One of the things we learned was that what we, in the Northern Hemisphere, know as Orion’s Belt, here is referred to as Tres Marías, which according to Luis is the Catholic name for the constellation. It symbolizes the three Marías who were present when Jesus was taken down from the cross: his mother María, María Magdalena and a third María, who was the sister of one of the apostles.
What are We Looking at? The Stories
One of Orion’s stars is about to explode, Luis informed us. It is yellow, indicating it is in its last phase, but astronomers never know exactly when a star will explode. I found it impossible to grasp the notion that we were looking at a star which, in fact, had exploded I don’t know how many light years ago. Facts like a star being a young star because it’s ‘only’ 500 million years old. How do you fathom that?
Darkness fell and without the telescope we could see a cluster of six stars, known as the Seven Sisters, north of Orion. The cluster has at least twenty-five different names, but according to one legend, there were seven sisters who were in love with Orion. Father Atlas didn’t agree with this and put them in the sky. One, however, managed to stay close to Orion and therefore only six stars are visible. Luis instructed us to now check out the cluster through the telescope: There were numerous stars instead of just six. According to Luis there are at least 250!
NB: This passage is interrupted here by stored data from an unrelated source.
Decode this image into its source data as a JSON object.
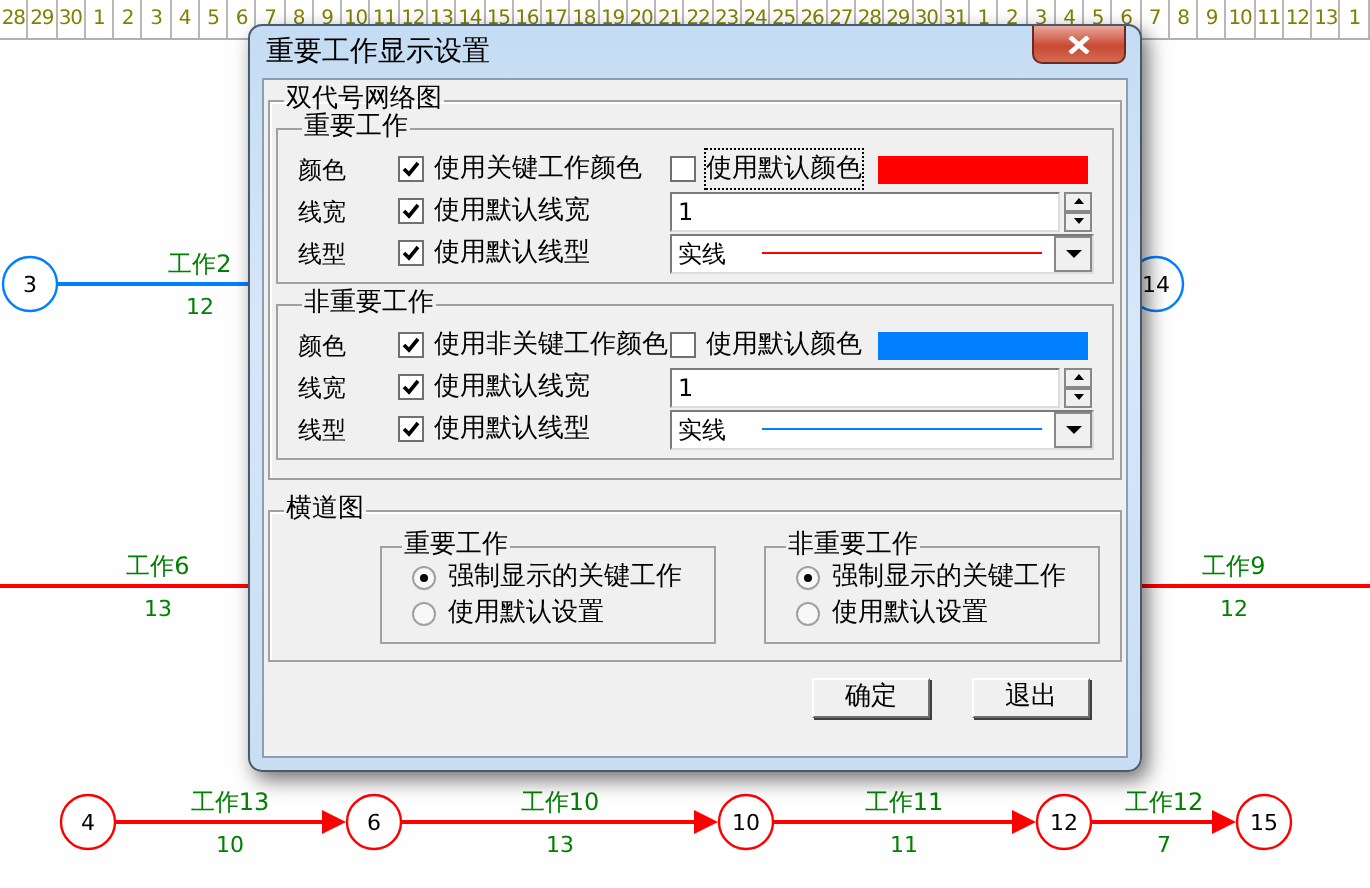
{
  "timescale": {
    "days": [
      "28",
      "29",
      "30",
      "1",
      "2",
      "3",
      "4",
      "5",
      "6",
      "7",
      "8",
      "9",
      "10",
      "11",
      "12",
      "13",
      "14",
      "15",
      "16",
      "17",
      "18",
      "19",
      "20",
      "21",
      "22",
      "23",
      "24",
      "25",
      "26",
      "27",
      "28",
      "29",
      "30",
      "31",
      "1",
      "2",
      "3",
      "4",
      "5",
      "6",
      "7",
      "8",
      "9",
      "10",
      "11",
      "12",
      "13",
      "1"
    ]
  },
  "network": {
    "nodes": [
      {
        "label": "3",
        "color": "#0080ff"
      },
      {
        "label": "14",
        "color": "#0080ff"
      },
      {
        "label": "4",
        "color": "#ff0000"
      },
      {
        "label": "6",
        "color": "#ff0000"
      },
      {
        "label": "10",
        "color": "#ff0000"
      },
      {
        "label": "12",
        "color": "#ff0000"
      },
      {
        "label": "15",
        "color": "#ff0000"
      }
    ],
    "activities": [
      {
        "name": "工作2",
        "duration": "12",
        "color": "#0080ff"
      },
      {
        "name": "工作6",
        "duration": "13",
        "color": "#ff0000"
      },
      {
        "name": "工作9",
        "duration": "12",
        "color": "#ff0000"
      },
      {
        "name": "工作13",
        "duration": "10",
        "color": "#ff0000"
      },
      {
        "name": "工作10",
        "duration": "13",
        "color": "#ff0000"
      },
      {
        "name": "工作11",
        "duration": "11",
        "color": "#ff0000"
      },
      {
        "name": "工作12",
        "duration": "7",
        "color": "#ff0000"
      }
    ]
  },
  "dialog": {
    "title": "重要工作显示设置",
    "network_group": {
      "title": "双代号网络图",
      "sections": [
        {
          "title": "重要工作",
          "color": "#ff0000",
          "rows": [
            {
              "kind": "color",
              "label": "颜色",
              "option": {
                "label": "使用关键工作颜色",
                "checked": true
              },
              "default_option": {
                "label": "使用默认颜色",
                "checked": false,
                "focused": true
              }
            },
            {
              "kind": "width",
              "label": "线宽",
              "option": {
                "label": "使用默认线宽",
                "checked": true
              },
              "value": "1"
            },
            {
              "kind": "style",
              "label": "线型",
              "option": {
                "label": "使用默认线型",
                "checked": true
              },
              "value": "实线"
            }
          ]
        },
        {
          "title": "非重要工作",
          "color": "#0080ff",
          "rows": [
            {
              "kind": "color",
              "label": "颜色",
              "option": {
                "label": "使用非关键工作颜色",
                "checked": true
              },
              "default_option": {
                "label": "使用默认颜色",
                "checked": false,
                "focused": false
              }
            },
            {
              "kind": "width",
              "label": "线宽",
              "option": {
                "label": "使用默认线宽",
                "checked": true
              },
              "value": "1"
            },
            {
              "kind": "style",
              "label": "线型",
              "option": {
                "label": "使用默认线型",
                "checked": true
              },
              "value": "实线"
            }
          ]
        }
      ]
    },
    "gantt_group": {
      "title": "横道图",
      "groups": [
        {
          "title": "重要工作",
          "options": [
            {
              "label": "强制显示的关键工作",
              "selected": true
            },
            {
              "label": "使用默认设置",
              "selected": false
            }
          ]
        },
        {
          "title": "非重要工作",
          "options": [
            {
              "label": "强制显示的关键工作",
              "selected": true
            },
            {
              "label": "使用默认设置",
              "selected": false
            }
          ]
        }
      ]
    },
    "buttons": [
      "确定",
      "退出"
    ]
  }
}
Additional Reading (North & Central Chile):
- Touring the World’s Largest Copper Mine in Chuquicamata, Chile
- Visiting the Ghost Towns of Humberstone and Santa Laura (Chile)
- The Andacollo Festival in Chile
Owning Your Own Star?
Luis had a lot of nifty stories to tell, like how a Chinese astronaut lost his toolkit when working in the universe. The kit has a length of 1.5 meters and now moves around in the universe just like the satellites. As it glitters, the kit is sometimes visible through the telescope.
He concluded with one last story, which included a suggestion. You can actually buy a star! There are Astronomy Clubs that have catalogs with all available stars. With your purchase your star will be deleted from the catalog and you even get an ownership certificate. They come as cheap as five dollars but don’t count on getting one you can see with the naked eye. You’ll need a telescope to see it.
Another thing to consider before buying anything is from where the star is actually visible. It was a bit sad for a German guy who enthusiastically bought a star for his wife, not realizing it was situated near the Southern Cross, which from Germany is never visible.
Practical Information on Stargazing in Chile
- Cerro Mamalluca is just one of the places for astronomical tourism in Chile. There are several other observatories that offer the same or a similar tour. Here’s an overview.
- Temperatures may plummet in the evening; bring a sweater or jacket.
- La Serena lies at about 70 kilometers west of Cerro Mamalluca, which is a good base to visit this astronomy center. La Serena has other tourist attractions in the area, among which the Pisco distillery in Vicuña.